Basically, this is how it works. You buy a "land claim" from them. They put a chunk of that money in a bank account. When that account gets big enough, they partner with a private company that wishes to land on the moon. In exchange for the money, the partner agrees to honor the land claims. In some ways its kinda like the old American west. So yeah, the whole thing is contingent upon them finding a partner ... but at least they're not a scam like that Dennis Hope jerk from the lunar embassy who thinks he owns the moon because he says so.  

http://www.geocities.com/moonsayles/

That guy is a scam artist. Lunar registry on the other hand looks legit.

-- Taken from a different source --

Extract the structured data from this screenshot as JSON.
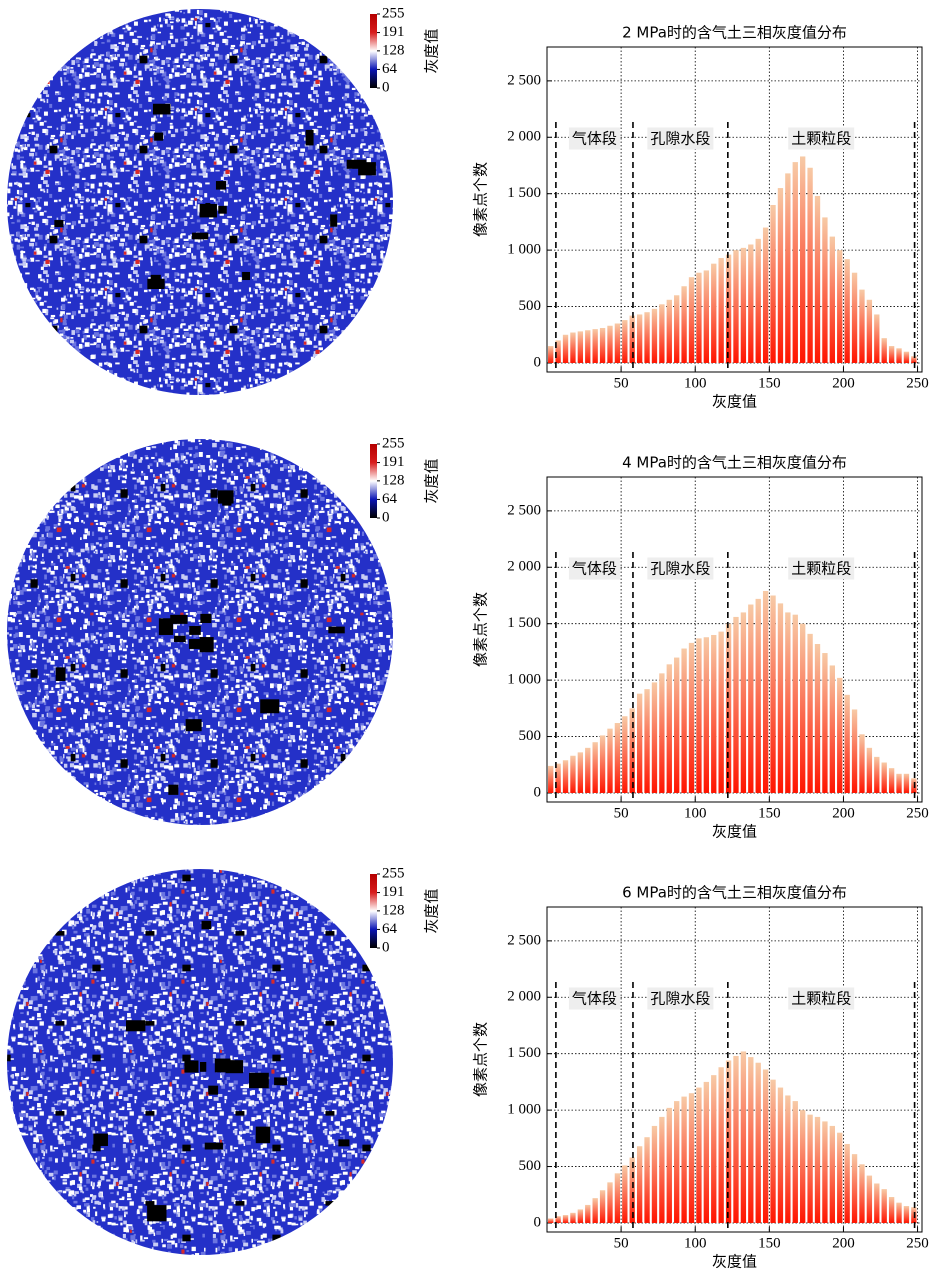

At least my nephew (with the smaller student loan thanks to them) thinks so!


----------



## Jayaprakash Satyamurthy (Feb 23, 2004)

Well this seems to explain the legality of it: http://www.lunarregistry.com/info/legal.shtml

It still seems like a lot of moonshine to me...


----------



## The Go Go Juice (Apr 3, 2019)

I’ve looked into these guys before. I don’t trust them. Lunar Registry looks to be super fake, that Jay Jay answer above sounds like a total fake entry, probably works for lunar registry. I doubt any of them can really sell the moon.  If you are really interested look for whichever company was the first with the idea. Worse case scenario you end up with this generations “pet rock”.


----------



## Lumens (Apr 3, 2019)

I'd like to buy land on the sun instead. I think it will have a bright future.

Edit: Necro thread revival deluxe.


----------